明辰瞥了她一眼,眼中彷彿倒映著呆姐姐的面容,笑著說道。
這浪蕩人,說起甜言蜜語自是不在話下。
“我不信~”
明辰揚了揚眉毛:“要你信做什麼?”
似是想起了什麼,不禁朝她問道:“你昨晚不會扒牆角吧?!”
桃夭夭指了指自己的空無一物的眼睛:“我什麼都看不見。”
明辰聳了聳肩:“那可不好說。”
風兒輕輕吹動,無目美人忽而湊到了她的身邊:“我問你我問你~”
“若是她生的不好看……你還會喜歡她嗎?你是喜歡她的人?還是她的臉?”
她沒有眼睛,但是卻定定的對著明辰,面上似乎都是些好奇和探究。
女人為什麼總喜歡問這些抽象的問題?
明辰看著天空飄渺的遊雲:“世上哪有那麼多如果?”
“我喜歡她的容貌,跟我喜歡她這個人衝突嗎?”
“我是無法接受,跟一個長相不符合我審美的人在一起。”
喜歡美好,喜歡美少女,有什麼錯?
桃夭夭搖了搖頭:“你這不是喜歡,是見色起意。”
在那糜爛墮落之地,她見過太多太多粉飾為愛情喜歡的醜陋腌臢。
“見色起意怎得了?沒有見色起意的開始,會有情深意濃的未來嗎?”
“若她人老珠黃,你還會喜歡她嗎?”
明辰轉眼看她:“她人老珠黃,也是美的。

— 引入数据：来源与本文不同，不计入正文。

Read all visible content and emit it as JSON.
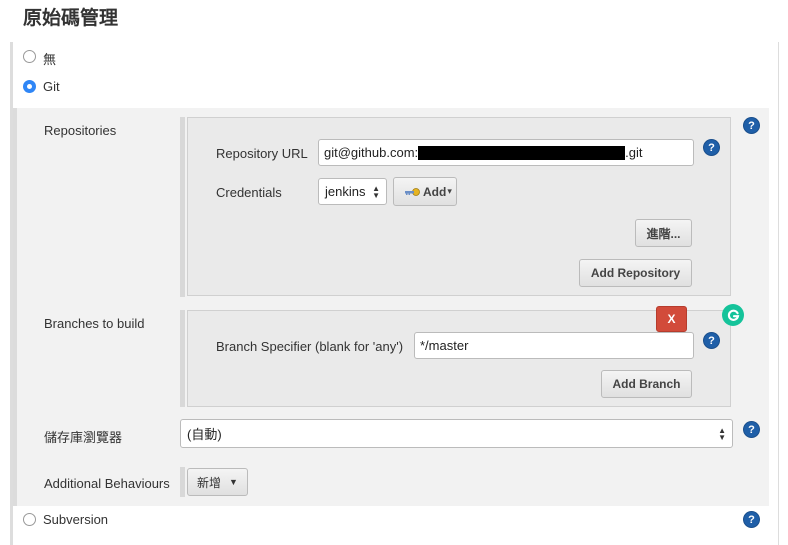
{
  "header": {
    "title": "原始碼管理"
  },
  "scm_options": {
    "none_label": "無",
    "git_label": "Git",
    "subversion_label": "Subversion"
  },
  "repositories": {
    "section_label": "Repositories",
    "url_label": "Repository URL",
    "url_value_prefix": "git@github.com:",
    "url_value_suffix": ".git",
    "credentials_label": "Credentials",
    "credentials_value": "jenkins",
    "add_label": "Add",
    "advanced_label": "進階...",
    "add_repository_label": "Add Repository"
  },
  "branches": {
    "section_label": "Branches to build",
    "delete_label": "X",
    "specifier_label": "Branch Specifier (blank for 'any')",
    "specifier_value": "*/master",
    "add_branch_label": "Add Branch"
  },
  "browser": {
    "label": "儲存庫瀏覽器",
    "value": "(自動)"
  },
  "behaviours": {
    "label": "Additional Behaviours",
    "add_label": "新增"
  },
  "help_glyph": "?",
  "colors": {
    "help_blue": "#1f5fa8",
    "radio_selected": "#2f86f6",
    "delete_red": "#d24b3a",
    "grammarly_green": "#15c39a"
  }
}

”
若青絲成霜,那便綰作同心結。
桃夭夭聞言一震,歪著腦袋看他,似乎若有所思。
身影隨著風兒漸漸消散。
“嗖!”
就在這時,白色的流光一閃而過。
不知道去哪裡的小鳥終是回來了。
“扶搖昨晚幹什麼去了?”
明辰其實不喜歡跟桃夭夭討論那些抽象的問題。
墨星也不說話。
這個時候他沒人聊聊,還真有些寂寞。
他捧起小鳥來,笑盈盈地問道。
“額……”
小鳥一顫,眼神飄忽了些。
百歲小鳥終於在一瞬間長大了,新世界的大門開啟。
她故作平常似的朝著明辰說道:“我去修行啦。”
“是麼?”
明辰挑了挑眉。
昨天確實是把他們都趕走了。
鼠鼠很聽話,貓兒隨意找個偏院就去睡懶覺了。
老鬼一副徒兒終於出息了的表情被羞蝶扛走
但是這倒黴蛋兒素來調皮,也不知道她聽不聽話。
迎著明辰探究的視線,小鳥有些侷促,眼見著就要露餡。
就在這時……
“大人,柳大人求見!”
院外傳來了侍衛的唿喊聲。
明辰一愣,旋即揮揮手:“讓他進來。”
……
“好久不見,明大人風采依舊啊~”
汪柳是個聰明人,也懂得察言觀色。
他看的出,明辰似乎心情不錯。
“貿然來訪,還望海涵。”
明辰為他倒了杯茶水,笑道:“無妨,禮到位了就行!”
汪柳:……
“柳大人來找我,所為何事啊?”
自從那日身份揭穿之後,汪柳就再也沒來過了。
明辰都快忘了有這麼一號人物了。
“柳升遷……特來拜謝大人提攜。”
新王即位,他確實升官了。
但是明辰可什麼都沒做,之所以這麼說,其實也不過是要一個理由罷了。
“行了行了,莫要說這些真真假假的事情了,你來找我,所為何事?”
旁人不知道,明辰還不知道這位狀元是什麼人麼?
血衣軍老大的親弟弟。
這人就是個行走的炸藥桶,被逮到直接爆炸。
汪柳笑了笑:“舊王殯天,新王即位,神將兵出平叛血衣,柳此來,是為求與明大人商討天下大勢。”蕭宇死了,蕭正陽即位。
一切發生的太過於突然,出人意料。
汪柳也沒什麼心理準備。
照理來說,一朝天子一朝臣,接下來朝堂變動。
舊人退,新人進。
他這個新科狀元,必定得到乘風而起的機會。
事實也確實是如此。
此事對於一個正常的狀元而言,興許是件好事兒。
但是對於他的背景,對於血衣軍而言……興許就不是了。
明辰聞言頓了頓,饒有興致地看了他一眼:“你現在是代表血衣軍跟我講話?還是代表你自己?”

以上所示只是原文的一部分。